Baseline thyroid hormone levels are not associated with cognitive decline: the ELSA‐Brasil study

Natalia G Gonçalves, Claudia Szlefj, Paulo A Lotufo, Isabela M Bensenor, Claudia Kimie Suemoto
  • Psychiatry and Mental health
  • Cellular and Molecular Neuroscience
  • Geriatrics and Gerontology
  • Neurology (clinical)
  • Developmental Neuroscience
  • Health Policy
  • Epidemiology



Thyroid dysfunction has been associated with cognitive decline and dementia. However, the role of subtle thyroid hormone alterations in cognitive function is still debatable. Additionally, most studies have been conducted in high‐income countries. The aim of this study was to investigate the longitudinal association between baseline thyrotropin (TSH), free thyroxine (FT4), and free triiodothyronine (FT3) levels with cognitive decline in the Brazilian Longitudinal Study of Adult Health (ELSA‐Brasil) during 8 years of follow‐up.

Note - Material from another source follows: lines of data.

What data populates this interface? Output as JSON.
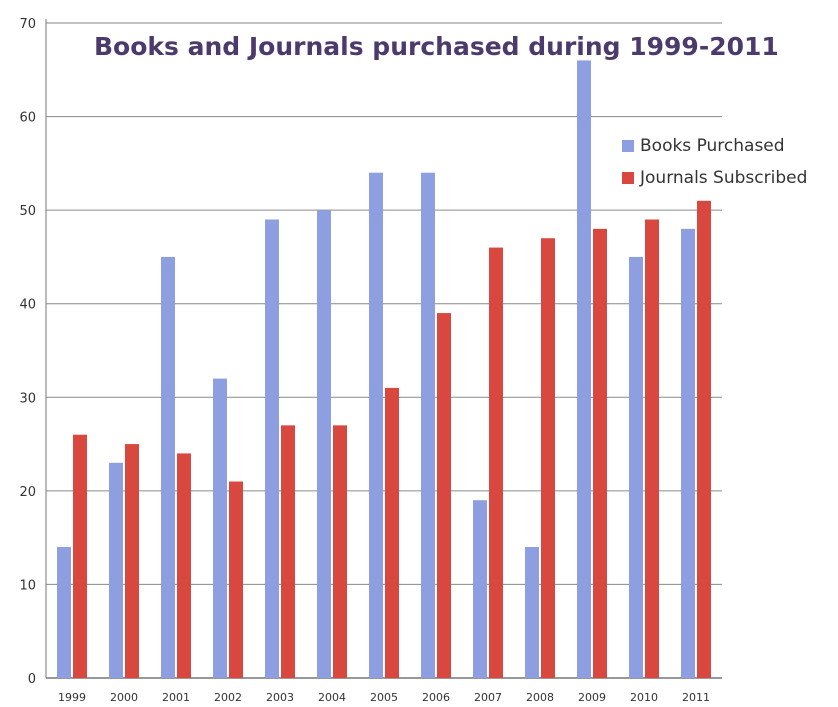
{
  "chart_data": {
    "type": "bar",
    "title": "Books and Journals purchased during 1999-2011",
    "xlabel": "",
    "ylabel": "",
    "ylim": [
      0,
      70
    ],
    "yticks": [
      0,
      10,
      20,
      30,
      40,
      50,
      60,
      70
    ],
    "grid": true,
    "legend_position": "right",
    "categories": [
      "1999",
      "2000",
      "2001",
      "2002",
      "2003",
      "2004",
      "2005",
      "2006",
      "2007",
      "2008",
      "2009",
      "2010",
      "2011"
    ],
    "series": [
      {
        "name": "Books Purchased",
        "color": "#8d9fe0",
        "values": [
          14,
          23,
          45,
          32,
          49,
          50,
          54,
          54,
          19,
          14,
          66,
          45,
          48
        ]
      },
      {
        "name": "Journals Subscribed",
        "color": "#d8483f",
        "values": [
          26,
          25,
          24,
          21,
          27,
          27,
          31,
          39,
          46,
          47,
          48,
          49,
          51
        ]
      }
    ]
  }
}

Participants were evaluated every four years in three study waves (2008‐10, 2012‐14, and 2017‐19). Baseline TSH, FT4, and FT3 were collected after overnight fast and analyzed using immunoenzymatic assay. Cognitive performance was evaluated using the immediate and late recall, semantic and phonemic verbal fluency, and the trail‐making tests. A global composite z‐score was derived from these tests. Association of TSH, FT4 and FT3 levels with cognitive decline over time was evaluated using linear mixed‐effects models, adjusted for sociodemographic, lifestyle, and clinical variables.


In 9,524 participants (mean age 51.2±8.9 y, 51% women, 52% White), the mean baseline TSH level was 2.3 ± 1.3 mIU/L, the mean baseline FT4 level was 1.2 ± 0.1 ng/dL, and the mean FT3 level was 0.2 ± 0.04 pg/mL (Table 1). There was no association between circulating TSH, FT4, and FT3 levels and cognitive decline during the follow‐up (Table 2 and Figure 1).


Thyroid hormone levels were not associated with cognitive decline in middle‐aged and older adults without overt thyroid dysfunction during 8 years of follow‐up.